In Texas, there is only one sport that seems to matter, football. And if you’re an athletically gifted male in a Texas high school, I imagine you will play football, whether you enjoy the game or not. At least that is the impression Friday Night Lights leaves.
Right from the start, the film makes it clear that high school football in the small town of Odessa, Texas is bigger than life. Heroic images of young men making their way to the field for the first day of practice fill the screen. The sounds are of talk show callers rattling on about all things Panthers football. Some might think it’s a bit over the top except this is a film based on H.G. Bissinger’s non-fiction book about the 1988 Permian High School football team.
While the music and cinematography of play on the field tend to glamorize the game, coach Gary Gaines (Billy Bob Thornton) subtlety makes his way through a minefield of rabid fans who control the fate of his career. Thornton does not play coach Gaines like Al Pacino does in Any Given Sunday – over the top and then some. Instead, we get glimpses of coach Gaines as one who is just as in awe as we the viewers are of the overly passionate adults who live and die by the play of their local high school football team. He can be as intense as any coach on the field, sometimes caving into the pressures he can’t help but feel as every moment of the fall season is filled with expectations of winning the state football championship.
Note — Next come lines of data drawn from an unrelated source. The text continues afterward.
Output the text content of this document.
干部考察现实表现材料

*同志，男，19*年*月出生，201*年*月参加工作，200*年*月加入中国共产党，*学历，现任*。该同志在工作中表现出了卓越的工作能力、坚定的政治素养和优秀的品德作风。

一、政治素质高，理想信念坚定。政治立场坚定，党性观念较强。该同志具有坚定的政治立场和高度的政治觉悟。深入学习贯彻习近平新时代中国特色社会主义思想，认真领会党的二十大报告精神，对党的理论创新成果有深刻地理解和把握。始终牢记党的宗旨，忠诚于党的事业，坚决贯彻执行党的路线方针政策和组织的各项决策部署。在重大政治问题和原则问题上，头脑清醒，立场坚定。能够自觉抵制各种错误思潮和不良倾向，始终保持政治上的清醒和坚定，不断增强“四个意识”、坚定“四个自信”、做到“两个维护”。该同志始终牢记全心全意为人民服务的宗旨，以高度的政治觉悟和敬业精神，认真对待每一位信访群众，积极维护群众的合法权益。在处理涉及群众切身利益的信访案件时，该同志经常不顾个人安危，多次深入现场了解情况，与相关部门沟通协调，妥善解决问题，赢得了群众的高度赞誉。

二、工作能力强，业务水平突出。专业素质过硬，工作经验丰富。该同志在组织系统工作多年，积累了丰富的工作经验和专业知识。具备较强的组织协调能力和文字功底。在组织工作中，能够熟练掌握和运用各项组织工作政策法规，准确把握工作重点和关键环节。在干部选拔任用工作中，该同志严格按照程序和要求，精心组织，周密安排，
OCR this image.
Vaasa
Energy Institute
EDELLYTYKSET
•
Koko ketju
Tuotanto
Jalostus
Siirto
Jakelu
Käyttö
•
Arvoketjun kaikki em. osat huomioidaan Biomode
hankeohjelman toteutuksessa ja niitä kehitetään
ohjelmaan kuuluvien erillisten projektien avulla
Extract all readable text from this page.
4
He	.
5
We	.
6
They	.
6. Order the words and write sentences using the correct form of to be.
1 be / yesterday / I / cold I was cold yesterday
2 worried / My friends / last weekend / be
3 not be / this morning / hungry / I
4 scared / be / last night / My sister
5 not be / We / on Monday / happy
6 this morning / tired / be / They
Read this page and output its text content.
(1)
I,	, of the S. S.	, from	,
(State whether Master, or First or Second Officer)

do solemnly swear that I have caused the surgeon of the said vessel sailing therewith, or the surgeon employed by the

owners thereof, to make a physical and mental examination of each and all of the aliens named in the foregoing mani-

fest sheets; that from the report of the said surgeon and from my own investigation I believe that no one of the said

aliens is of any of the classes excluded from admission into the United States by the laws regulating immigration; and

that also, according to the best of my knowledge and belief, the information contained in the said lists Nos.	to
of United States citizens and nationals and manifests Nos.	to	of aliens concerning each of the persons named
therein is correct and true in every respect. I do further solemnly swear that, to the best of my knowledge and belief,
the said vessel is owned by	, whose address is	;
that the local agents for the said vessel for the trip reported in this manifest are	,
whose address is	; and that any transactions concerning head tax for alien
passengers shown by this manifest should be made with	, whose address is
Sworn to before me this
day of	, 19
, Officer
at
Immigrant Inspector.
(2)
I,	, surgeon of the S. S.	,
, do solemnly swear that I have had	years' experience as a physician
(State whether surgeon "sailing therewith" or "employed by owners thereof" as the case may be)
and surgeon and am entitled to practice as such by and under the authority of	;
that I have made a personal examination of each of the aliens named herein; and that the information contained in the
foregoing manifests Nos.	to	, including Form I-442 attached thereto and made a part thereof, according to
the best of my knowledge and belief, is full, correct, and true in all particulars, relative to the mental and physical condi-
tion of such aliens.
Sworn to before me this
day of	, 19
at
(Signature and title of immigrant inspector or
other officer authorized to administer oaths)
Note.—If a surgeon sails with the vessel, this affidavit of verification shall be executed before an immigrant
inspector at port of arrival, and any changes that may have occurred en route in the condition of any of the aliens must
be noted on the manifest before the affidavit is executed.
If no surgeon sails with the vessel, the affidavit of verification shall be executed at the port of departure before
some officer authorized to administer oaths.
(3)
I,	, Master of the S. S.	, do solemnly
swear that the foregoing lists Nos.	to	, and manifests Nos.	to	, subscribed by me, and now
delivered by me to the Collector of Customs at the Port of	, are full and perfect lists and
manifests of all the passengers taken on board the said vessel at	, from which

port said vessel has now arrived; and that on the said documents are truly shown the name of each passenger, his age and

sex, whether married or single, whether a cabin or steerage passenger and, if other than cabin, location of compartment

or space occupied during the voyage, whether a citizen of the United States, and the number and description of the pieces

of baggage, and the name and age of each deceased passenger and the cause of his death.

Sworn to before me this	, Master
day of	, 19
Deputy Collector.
The parents or guardians of the players we get to spend any time with are dysfunctional. A father who lives in the past through his son and leads to constant abuse as a result. A mother in poverty who is incapable of caring for her son. All her hopes are in the son getting a scholarship to college. An uncle who plays the role of part guardian, part Don King to his nephew, the superstar of the team. And while we see dysfunction abounding in these relationships in addition to the misplaced heightened importance of football across the town, the film never gets quite close enough to any of the people. It’s almost as if the director, Peter Berg, is satisfied with giving us a glimpse at the personal. His focus seems to be more on capturing the feeling of being wrapped up in this alternate world where a loss by the local high school football team means people post “for sale” signs in front of the coach’s home. And Berg does an excellent job of that. The music, the cinematography and overall tone of the film never let you forget just how insanely important every moment, big or small, is in the high stakes game of Texas high school football. It would have been even better if we got to know some of these characters a bit more. The dialogue is sparse throughout the film, minus typical locker room speeches. It grows even sparser in the second half, where it seems we’re watching a music video as much as a movie about real people.
Friday Night Lights fails at telling a complete story with characters we can connect with at a deeper level but succeeds in capturing the insanity that can be sports. In that way it’s a rare sports movie. A pleasant surprise.